Specific migrant groups such as refugees and internally displaced persons and migrants in irregular situations are among those most vulnerable to the virus. This is linked both to the often-overcrowded settings in which they live, but also due to the travel restrictions and border closures imposed to stop the spread of COVID-19. It is estimated that more than 3 million migrants, including seasonal workers and international students, have become stranded and unable to return to their countries of origin due to COVID travel restrictions.

Migrant inclusion through data innovation: a better and more inclusive pandemic response

Considering COVID-19’s impact on migration data, it is critical to look beyond traditional sources and explore new opportunities, such as data from mobile phones, social media, and satellites. Anonymized mobile phone data has already been used in Italy, Estonia, and Ghana to measure the effectiveness of Covid-19 response policies. Social media data provide valuable insights into the spread of xenophobic rhetoric directed against migrants. Facebook advertisements can engage with migrant communities as specific target groups to collect data on COVID-related behaviors and vulnerabilities.
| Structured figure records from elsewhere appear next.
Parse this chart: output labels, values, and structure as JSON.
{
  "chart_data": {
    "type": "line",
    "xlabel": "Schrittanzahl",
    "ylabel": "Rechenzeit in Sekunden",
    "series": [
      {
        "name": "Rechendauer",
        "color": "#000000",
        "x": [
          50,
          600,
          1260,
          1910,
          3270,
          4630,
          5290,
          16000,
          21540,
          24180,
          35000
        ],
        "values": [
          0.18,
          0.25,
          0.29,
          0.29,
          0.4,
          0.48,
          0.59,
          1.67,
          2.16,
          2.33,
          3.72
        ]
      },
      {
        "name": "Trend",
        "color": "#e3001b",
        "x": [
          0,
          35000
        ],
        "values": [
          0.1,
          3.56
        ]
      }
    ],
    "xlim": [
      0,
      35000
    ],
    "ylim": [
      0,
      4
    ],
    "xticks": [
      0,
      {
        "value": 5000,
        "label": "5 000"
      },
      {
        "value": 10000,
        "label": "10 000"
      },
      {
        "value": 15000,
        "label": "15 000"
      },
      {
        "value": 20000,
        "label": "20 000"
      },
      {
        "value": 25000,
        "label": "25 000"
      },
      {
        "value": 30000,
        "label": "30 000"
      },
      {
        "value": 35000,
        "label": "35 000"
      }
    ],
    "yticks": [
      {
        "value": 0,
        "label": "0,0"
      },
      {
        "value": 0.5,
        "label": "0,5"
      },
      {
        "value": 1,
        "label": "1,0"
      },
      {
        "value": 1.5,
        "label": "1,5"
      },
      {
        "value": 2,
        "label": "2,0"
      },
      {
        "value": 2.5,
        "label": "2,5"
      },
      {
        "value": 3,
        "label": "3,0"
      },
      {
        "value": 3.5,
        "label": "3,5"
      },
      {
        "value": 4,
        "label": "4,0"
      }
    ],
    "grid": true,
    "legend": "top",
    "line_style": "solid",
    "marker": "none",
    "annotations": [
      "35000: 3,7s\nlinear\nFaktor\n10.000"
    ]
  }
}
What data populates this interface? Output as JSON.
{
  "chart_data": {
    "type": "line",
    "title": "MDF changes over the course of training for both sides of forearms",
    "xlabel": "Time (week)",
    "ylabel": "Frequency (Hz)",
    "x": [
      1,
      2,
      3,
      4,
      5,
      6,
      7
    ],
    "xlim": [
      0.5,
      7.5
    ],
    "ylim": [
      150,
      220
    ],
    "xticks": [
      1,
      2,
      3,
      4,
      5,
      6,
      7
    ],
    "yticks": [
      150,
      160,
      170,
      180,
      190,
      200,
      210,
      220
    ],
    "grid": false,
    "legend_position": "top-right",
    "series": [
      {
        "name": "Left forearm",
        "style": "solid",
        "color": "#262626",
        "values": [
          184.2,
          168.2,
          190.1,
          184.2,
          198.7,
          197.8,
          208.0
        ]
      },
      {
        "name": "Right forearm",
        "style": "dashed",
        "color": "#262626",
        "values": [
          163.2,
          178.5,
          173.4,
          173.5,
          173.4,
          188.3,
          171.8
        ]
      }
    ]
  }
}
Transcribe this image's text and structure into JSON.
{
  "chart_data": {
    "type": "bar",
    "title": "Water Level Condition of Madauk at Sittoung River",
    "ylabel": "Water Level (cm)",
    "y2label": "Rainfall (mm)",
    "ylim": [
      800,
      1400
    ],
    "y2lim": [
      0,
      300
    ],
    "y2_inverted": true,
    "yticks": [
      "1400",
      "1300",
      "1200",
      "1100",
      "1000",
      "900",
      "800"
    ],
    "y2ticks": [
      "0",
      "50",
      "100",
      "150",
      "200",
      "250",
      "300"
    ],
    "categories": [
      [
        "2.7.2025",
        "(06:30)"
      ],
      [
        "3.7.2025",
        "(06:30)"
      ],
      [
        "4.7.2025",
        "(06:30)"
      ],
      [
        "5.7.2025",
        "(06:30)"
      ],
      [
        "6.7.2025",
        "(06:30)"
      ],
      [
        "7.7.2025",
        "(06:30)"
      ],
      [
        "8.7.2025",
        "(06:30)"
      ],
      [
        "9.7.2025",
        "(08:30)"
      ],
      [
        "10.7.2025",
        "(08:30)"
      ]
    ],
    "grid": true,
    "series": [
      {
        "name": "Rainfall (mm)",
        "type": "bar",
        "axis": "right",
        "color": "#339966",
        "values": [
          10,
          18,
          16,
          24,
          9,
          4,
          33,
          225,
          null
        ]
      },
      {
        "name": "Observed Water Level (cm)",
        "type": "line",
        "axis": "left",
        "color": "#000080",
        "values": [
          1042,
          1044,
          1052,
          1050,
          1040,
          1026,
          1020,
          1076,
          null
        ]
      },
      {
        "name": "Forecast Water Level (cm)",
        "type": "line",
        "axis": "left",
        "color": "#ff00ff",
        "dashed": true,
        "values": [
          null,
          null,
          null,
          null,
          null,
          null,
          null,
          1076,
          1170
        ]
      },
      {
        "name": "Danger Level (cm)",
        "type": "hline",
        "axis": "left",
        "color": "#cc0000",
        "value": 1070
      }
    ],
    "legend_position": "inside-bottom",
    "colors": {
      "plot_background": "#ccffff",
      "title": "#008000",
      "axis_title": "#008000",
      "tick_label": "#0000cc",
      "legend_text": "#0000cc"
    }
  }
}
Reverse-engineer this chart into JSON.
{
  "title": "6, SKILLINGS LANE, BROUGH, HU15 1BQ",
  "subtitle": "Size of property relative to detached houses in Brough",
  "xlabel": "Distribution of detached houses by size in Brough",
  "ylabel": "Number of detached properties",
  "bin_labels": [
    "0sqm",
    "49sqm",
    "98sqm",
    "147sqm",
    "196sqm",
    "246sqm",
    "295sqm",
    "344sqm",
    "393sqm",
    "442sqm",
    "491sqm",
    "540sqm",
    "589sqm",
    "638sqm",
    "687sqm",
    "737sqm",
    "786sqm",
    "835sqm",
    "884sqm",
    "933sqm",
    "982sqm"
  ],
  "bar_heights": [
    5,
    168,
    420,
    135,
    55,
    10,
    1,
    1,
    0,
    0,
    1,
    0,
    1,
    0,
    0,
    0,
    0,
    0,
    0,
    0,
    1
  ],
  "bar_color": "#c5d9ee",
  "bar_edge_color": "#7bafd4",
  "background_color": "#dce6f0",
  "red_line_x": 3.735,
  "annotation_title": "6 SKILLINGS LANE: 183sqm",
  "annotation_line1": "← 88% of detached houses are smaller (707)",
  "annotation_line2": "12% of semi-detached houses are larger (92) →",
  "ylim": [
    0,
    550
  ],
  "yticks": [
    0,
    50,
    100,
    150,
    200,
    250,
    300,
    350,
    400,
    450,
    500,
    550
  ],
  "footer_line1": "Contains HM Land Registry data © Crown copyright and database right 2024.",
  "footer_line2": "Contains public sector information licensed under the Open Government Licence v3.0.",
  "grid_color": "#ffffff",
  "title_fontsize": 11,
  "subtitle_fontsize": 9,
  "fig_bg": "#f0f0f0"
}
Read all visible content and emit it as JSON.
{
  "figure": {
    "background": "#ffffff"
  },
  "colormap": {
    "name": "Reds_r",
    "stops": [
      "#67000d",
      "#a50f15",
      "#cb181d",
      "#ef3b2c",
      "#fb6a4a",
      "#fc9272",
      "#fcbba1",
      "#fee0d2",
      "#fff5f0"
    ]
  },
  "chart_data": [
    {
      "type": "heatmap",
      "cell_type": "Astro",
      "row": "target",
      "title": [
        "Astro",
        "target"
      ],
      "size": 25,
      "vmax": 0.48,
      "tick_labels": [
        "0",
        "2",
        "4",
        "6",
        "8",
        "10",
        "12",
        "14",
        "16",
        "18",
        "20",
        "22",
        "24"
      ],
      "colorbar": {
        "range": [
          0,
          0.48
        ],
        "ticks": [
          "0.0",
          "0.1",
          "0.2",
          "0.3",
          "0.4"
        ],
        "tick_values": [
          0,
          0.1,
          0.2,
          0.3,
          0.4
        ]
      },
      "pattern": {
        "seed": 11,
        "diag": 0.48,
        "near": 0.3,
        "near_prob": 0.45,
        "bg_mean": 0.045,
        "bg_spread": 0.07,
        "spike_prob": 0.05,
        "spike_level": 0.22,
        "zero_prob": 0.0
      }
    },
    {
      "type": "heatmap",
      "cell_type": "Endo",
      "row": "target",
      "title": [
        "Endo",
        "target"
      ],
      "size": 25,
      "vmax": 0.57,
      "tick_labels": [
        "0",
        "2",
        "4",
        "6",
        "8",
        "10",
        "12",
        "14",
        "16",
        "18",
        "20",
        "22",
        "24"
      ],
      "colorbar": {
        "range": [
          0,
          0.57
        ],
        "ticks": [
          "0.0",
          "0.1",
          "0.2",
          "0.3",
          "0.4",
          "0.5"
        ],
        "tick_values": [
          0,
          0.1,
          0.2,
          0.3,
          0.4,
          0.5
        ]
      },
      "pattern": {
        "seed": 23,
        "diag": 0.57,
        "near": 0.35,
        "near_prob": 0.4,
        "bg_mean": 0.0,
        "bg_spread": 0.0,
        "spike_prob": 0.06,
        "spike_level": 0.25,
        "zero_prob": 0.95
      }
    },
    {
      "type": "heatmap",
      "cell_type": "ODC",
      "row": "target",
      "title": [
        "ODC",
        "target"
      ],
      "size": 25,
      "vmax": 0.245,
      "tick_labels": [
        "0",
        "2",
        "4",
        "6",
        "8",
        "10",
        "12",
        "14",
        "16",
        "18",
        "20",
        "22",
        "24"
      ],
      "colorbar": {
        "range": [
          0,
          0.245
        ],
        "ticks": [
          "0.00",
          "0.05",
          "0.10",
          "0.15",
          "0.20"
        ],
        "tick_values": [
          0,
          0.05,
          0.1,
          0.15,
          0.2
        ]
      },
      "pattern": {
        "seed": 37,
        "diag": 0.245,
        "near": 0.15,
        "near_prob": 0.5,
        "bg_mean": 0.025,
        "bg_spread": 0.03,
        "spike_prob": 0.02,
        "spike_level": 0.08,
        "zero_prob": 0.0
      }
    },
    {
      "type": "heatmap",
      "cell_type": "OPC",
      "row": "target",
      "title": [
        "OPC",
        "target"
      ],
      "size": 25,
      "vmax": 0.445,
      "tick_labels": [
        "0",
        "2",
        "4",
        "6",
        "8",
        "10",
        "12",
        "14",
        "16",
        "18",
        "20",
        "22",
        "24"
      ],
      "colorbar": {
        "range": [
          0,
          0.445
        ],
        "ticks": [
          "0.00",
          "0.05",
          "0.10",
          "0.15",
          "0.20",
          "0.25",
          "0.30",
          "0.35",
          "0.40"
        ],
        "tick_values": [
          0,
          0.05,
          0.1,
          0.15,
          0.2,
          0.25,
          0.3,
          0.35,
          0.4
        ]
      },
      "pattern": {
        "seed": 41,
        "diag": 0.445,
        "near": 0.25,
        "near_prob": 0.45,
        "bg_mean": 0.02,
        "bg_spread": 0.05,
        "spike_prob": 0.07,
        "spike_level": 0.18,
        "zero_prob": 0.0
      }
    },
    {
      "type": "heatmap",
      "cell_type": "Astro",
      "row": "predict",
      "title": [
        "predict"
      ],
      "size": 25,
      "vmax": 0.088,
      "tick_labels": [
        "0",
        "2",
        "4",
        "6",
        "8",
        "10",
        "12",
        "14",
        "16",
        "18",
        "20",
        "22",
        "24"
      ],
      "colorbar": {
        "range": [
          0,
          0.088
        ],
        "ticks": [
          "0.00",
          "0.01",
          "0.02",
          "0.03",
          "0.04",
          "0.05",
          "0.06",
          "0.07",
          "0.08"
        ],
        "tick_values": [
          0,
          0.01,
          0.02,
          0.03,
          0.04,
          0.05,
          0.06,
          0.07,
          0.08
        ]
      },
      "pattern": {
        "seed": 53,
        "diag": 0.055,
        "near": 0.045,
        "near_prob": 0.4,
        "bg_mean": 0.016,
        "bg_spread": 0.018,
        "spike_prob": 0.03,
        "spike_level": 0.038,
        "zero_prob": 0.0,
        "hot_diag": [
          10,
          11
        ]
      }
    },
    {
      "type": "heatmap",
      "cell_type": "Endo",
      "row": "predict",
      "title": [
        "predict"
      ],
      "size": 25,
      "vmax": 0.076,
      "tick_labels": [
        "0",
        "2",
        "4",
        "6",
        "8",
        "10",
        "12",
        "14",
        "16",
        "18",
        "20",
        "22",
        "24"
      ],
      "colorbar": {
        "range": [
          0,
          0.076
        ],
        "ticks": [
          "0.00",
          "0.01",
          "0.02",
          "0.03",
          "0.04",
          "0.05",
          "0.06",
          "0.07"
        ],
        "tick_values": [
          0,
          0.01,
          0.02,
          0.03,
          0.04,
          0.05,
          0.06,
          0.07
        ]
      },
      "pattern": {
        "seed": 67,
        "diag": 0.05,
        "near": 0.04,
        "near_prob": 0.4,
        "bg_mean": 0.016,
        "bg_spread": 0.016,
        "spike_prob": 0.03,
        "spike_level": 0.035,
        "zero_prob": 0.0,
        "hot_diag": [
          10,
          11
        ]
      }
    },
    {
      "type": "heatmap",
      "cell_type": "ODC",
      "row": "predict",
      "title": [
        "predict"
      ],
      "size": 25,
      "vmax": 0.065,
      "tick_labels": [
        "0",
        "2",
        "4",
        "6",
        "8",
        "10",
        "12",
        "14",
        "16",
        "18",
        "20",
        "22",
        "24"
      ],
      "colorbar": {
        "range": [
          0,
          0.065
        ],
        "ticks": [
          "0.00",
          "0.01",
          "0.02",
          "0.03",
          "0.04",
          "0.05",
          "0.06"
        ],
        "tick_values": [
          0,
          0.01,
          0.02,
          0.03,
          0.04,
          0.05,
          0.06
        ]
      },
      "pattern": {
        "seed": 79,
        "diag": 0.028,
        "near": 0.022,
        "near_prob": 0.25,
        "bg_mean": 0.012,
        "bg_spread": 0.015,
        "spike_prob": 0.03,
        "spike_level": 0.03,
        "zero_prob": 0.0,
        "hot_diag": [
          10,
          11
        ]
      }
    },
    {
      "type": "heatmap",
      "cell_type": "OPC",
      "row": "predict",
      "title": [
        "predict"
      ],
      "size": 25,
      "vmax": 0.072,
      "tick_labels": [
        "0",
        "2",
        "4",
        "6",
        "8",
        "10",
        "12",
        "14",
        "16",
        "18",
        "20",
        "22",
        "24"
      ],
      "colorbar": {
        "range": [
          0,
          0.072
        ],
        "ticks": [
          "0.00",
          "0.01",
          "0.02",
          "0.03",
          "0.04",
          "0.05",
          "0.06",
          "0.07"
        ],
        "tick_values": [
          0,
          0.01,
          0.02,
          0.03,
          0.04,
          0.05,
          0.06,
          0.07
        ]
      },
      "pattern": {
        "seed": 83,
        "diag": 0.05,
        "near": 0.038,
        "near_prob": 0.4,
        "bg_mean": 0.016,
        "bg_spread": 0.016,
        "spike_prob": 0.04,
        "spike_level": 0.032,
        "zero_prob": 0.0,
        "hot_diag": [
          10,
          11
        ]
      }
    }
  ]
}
The pandemic has meant that collecting, analyzing and using more and better data on migration-related issues has become more important than ever. With the outbreak of COVID-19, the crucial role of migrants in key sectors during the pandemic as well as the heightened risks for certain groups have become increasingly evident. Without better data to support evidence-based policies, though, the contributions and vulnerabilities of migrants can be neither fully leveraged nor addressed. With the vast majority of evidence pointing to severe impacts on migration-related data collection, resources must be dedicated to ensuring that migrants are not left behind in the pandemic response, including their inclusion in vaccination campaigns.